Devlet bakanı ve başbakan yardımcısı ali babacan ülke tv kanalında katıldığı bir programda, yeni bir sicil affının söz konusu olmadığını belirterek , “sicil affı gerçekçi değil” dedi.
babacan sözlerine şöyle devam etti.
“kanun çıkartarak sicil affı yapmak şudur, merkez bankasına “onları sil, kara defterde, kara listede hiç kimse kalmasın.” diyorsunuz. Merkez bankasu bunu yapıyor. Ama bunun silineceğini, sicil affı yapılacağını duyan bütün bankalar hemen Merkez Bankası’nın bilgisayarlarından kendi bilgisayarlarına indiriyorlar. Yasa çıkarıp “sil” desen de nereden bileceksiniz, çekmecesinde tutuyor adam listeyi. Biz “sicil affı” dedik. Ne oldu. vatandaşımız gitti bankaya, çek karnesi, kredi istedi. Banka baktı, “kusura bakmayın veririz ama üç tane daire tapusu getirin” dedi. Banka bunu diyebilir, bankaya zorla kredi ver diyemezsiniz ki” Buna çözüm olarak merkez bankası’ndaki sicil listesini alıp bankalar birliğine verdiklerini ifade eden babacan şöyle konuştu.
“Bankalar birliği”ne ” artık pozitif sicil de tutacaksın, sadece ödemeyenleri tutmayacaksın” dedik. Vatandaşımızın bir siyah bir de beyaz sicili olsun. Beyazların daha çok olduğu bir vatandaşımızsa ve bir iki tane çeki dönüşse bankalar onu da açıkça görsün. Pozitif ve negatif sicili beraberce tutacak. Vatandaşlarımızın tüm kredi geçmişinin kayda alındığı, takip edildiği bir döneme giriyoruz, bu çok önemli. Vatandaşlarımız mesela faturalarını tam ve gününde ödüyor, senet yazmış protestosu yok, çek yazmış bir şey yok. Ama ne olmuş evin kirasını iki gün geciktirmiş, bu olabilir. Bu kayıt, sicil olduğu bankanın önüne gelince ne yapacak. Bakacak ki her şeyi ödüyor.
Bir iki tane olabilir.”
Şu an bu sistemin olup olmadığı sorusuna ise babacan “kanunu çıkardık, bankalar birliği bilgi işlem bilgisayar sistemini kuruyor. Birkaç aya kadar bitiyor. Bittikten sonra bütün bu kayıtlar tutulmaya başlanacak” yanıtını verdi.

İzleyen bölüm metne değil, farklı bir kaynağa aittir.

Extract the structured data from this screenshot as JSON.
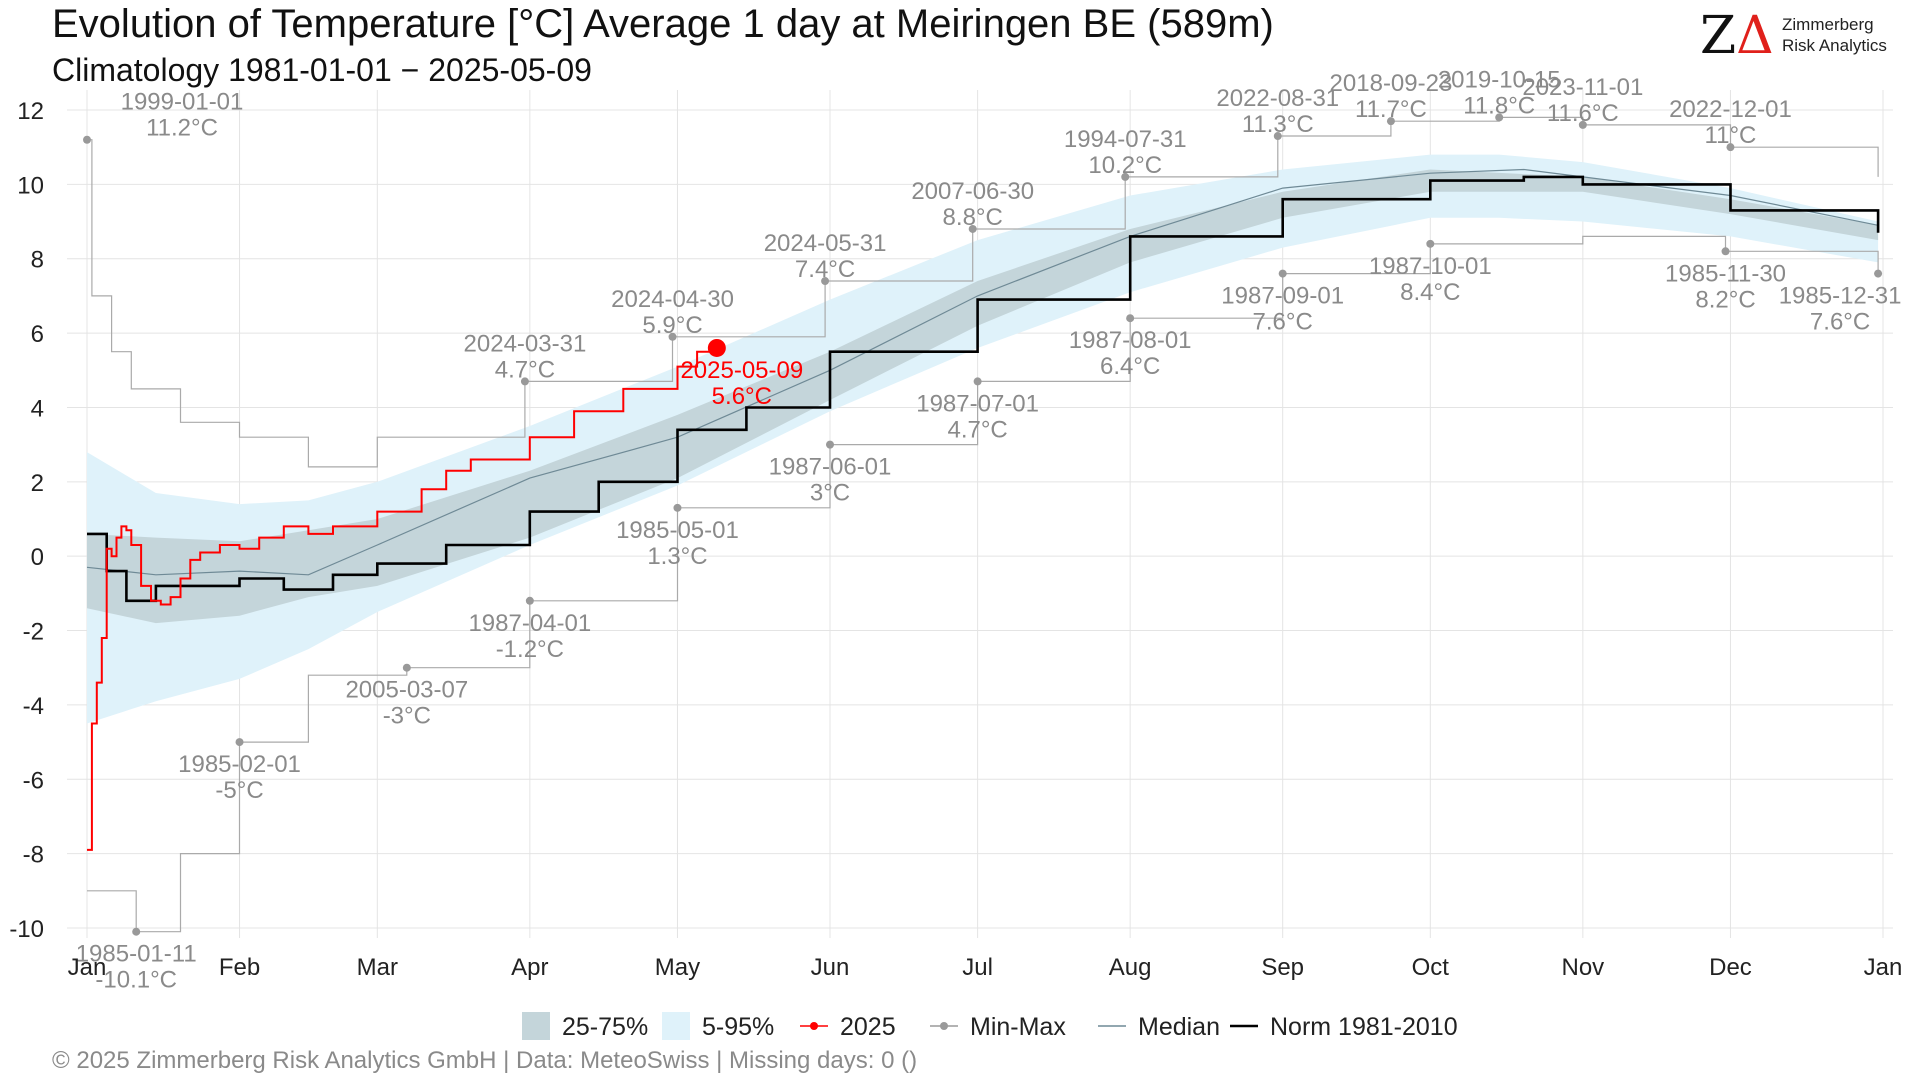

Babacan, sadece çek senet değil, başka bilgilerin de tutulacağını ifade ederek, bu sistemin gelişmiş ülkelerde çok yaygın olduğunu kaydetti.
Türkiye’nin ihtiyacı olan sicil affı değil
Hükümetin icraatlarına baktığımızda, kayıt altına almayla ilgili bir çok proje olması bizi biraz rahatsız ediyor. Babacan tarafından yapılan bazı tespitlere katılsak da sunulan çözümün tüketicilerin veya bu durumla ilgili mağdurların ihtiyaçlarını karşılamaktan uzak olduğunu görüyoruz. Merkez bankası kayıtlarını bankalar birliği’ne daha geniş kapsamlı olarak devretmek mağduriyetlere bir çözüm getirmiyor. KKB diye bir organizasyon tamamen yokmuş gibi davranılıyor, halbuki KKB kredi kartı başvuru değerlendirmelerinde çok önemli bir referans kaynak.